Statistical analysis for correlations was performed using Spearman's Rho and for paired samples the t-test (SPSS for Windows 17.0; SPSS Inc., Chicago, IL). Standard deviation is abbreviated “SD.”
In all eyes, HFs of various amounts were detected in the foveal and parafoveal area. The mean number of HFs reduced significantly from 16.02 (SD +8.09) to 14.32 (SD +8.46) in all patients (P = 0.000), whereas foveal thickness reduced from 445.5 μm (SD +106.13) to 373.9 μm (SD +93.96) (P = 0.000) and visual acuity increased from 62.0 (SD +11.8) to 66.0 (SD +12.0) ETDRS letters (P = 0.003). Overall, a reduction of HFs was observed in 43.1% of all patients; a stable HF amount was seen in 54.9%, and in only 2% was an increase detected. Regarding the three groups of HF distribution, this reflects a proportion change from 31.4% to 62.7% (group A), from 45.1% to 31.4% (group B), and from 23.5% to 5.9% (group C). Thus, a clear decay of HFs could be noticed after IVT.
The HbA1c correlated significantly to the overall HF amount at baseline (0.880; P = 0.000); this means that a high HbA1c value was associated with a larger amount of HFs within the central neurosensory retinal layers.
In the overall group, no distinct correlation was found between the HF reduction and the course of visual acuity or the decrease of retinal thickness. However, depending on the postoperative status of edema, reduction of HF amount and retinal thickness was observable. Four weeks after one injection, there was complete resolution of edema in 25.5% (grade 3), less edema in 31.4% (grade 2), and no reduction in 43.1% (grade 1) of all cases. Thus, if edema improved, retinal thickness obviously also reduced (correlation coefficient: −0.448; P = 0.001), and moreover, the HF amount reduced significantly (correlation coefficient: −0.369; P = 0.008). However, visual acuity did not improve significantly in dependence of edema resolution (correlation coefficient: −0.225; P = 0.113).

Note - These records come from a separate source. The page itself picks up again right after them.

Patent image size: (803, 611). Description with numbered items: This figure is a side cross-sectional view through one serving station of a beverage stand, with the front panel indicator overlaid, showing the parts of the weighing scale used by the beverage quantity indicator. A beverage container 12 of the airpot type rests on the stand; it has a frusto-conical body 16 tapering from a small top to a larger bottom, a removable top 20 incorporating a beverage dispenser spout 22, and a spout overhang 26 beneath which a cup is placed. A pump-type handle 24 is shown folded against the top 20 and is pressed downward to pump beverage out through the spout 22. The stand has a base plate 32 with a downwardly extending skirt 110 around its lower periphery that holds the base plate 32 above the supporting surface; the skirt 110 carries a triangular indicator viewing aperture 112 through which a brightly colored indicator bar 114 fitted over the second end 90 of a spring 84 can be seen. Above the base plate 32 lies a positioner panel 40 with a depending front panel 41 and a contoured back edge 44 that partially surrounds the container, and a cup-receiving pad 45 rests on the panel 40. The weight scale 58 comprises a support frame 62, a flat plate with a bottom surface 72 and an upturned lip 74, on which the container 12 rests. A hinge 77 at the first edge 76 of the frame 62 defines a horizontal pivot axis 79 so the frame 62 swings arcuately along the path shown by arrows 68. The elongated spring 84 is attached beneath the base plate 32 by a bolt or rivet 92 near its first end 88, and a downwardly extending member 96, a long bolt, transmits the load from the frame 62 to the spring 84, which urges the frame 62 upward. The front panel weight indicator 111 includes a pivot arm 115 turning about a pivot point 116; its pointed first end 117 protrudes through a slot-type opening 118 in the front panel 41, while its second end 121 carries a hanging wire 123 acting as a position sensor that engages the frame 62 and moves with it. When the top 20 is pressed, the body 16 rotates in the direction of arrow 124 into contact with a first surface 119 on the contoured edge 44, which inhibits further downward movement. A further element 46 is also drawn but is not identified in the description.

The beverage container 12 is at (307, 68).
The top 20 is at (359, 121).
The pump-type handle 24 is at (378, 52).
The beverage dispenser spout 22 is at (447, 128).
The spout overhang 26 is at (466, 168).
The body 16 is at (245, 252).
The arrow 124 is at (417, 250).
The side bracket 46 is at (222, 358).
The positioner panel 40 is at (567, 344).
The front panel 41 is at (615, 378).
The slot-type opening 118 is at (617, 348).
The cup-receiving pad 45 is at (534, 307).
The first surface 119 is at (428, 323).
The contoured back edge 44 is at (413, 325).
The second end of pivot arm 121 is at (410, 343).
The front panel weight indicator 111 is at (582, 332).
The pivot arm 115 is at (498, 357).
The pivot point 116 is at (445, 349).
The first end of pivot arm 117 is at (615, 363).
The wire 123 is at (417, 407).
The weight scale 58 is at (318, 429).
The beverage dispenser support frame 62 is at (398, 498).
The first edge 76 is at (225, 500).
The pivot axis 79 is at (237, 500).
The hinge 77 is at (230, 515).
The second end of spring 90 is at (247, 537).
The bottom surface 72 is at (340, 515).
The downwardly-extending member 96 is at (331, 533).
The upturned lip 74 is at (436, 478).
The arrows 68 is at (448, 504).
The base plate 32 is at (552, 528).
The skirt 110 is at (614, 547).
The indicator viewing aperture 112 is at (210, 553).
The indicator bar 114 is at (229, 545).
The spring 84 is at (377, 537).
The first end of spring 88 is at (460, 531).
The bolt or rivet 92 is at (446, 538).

The figures display examples of the course of HF behavior and the morphologic retinal change in SD-OCT for four cases (
Figs. 2–
5). Herein, most of these examples showed a reduced expression of the HF amount after intravitreal anti-VEGF therapy. In
Figure 2, HFs reduced from baseline category C (many HFs) to category B (moderate number of HFs) while central foveal thickness (CFT) reduced by 198 μm and BCVA increased by 10 ETDRS letters. The cystic appearance of the fovea dramatically regressed (
Figs. 2a,
2b). Significant retinal thickness reduction was also observed in the second and third cases, correlating in part with huge increases of BCVA, while HF reduction from category B to A accompanied the morphologic retinal improvement (
Figs. 3,
4). In contrast to these nascent HFs,
Figure 5 shows ophthalmoscopically visible hard exudates that are definitely larger in the OCT sections, which obviously accumulated and further expanded in this case four weeks after one anti-VEGF treatment. In this case, HFs were categorized as stage C before and also after injection (
Fig. 5).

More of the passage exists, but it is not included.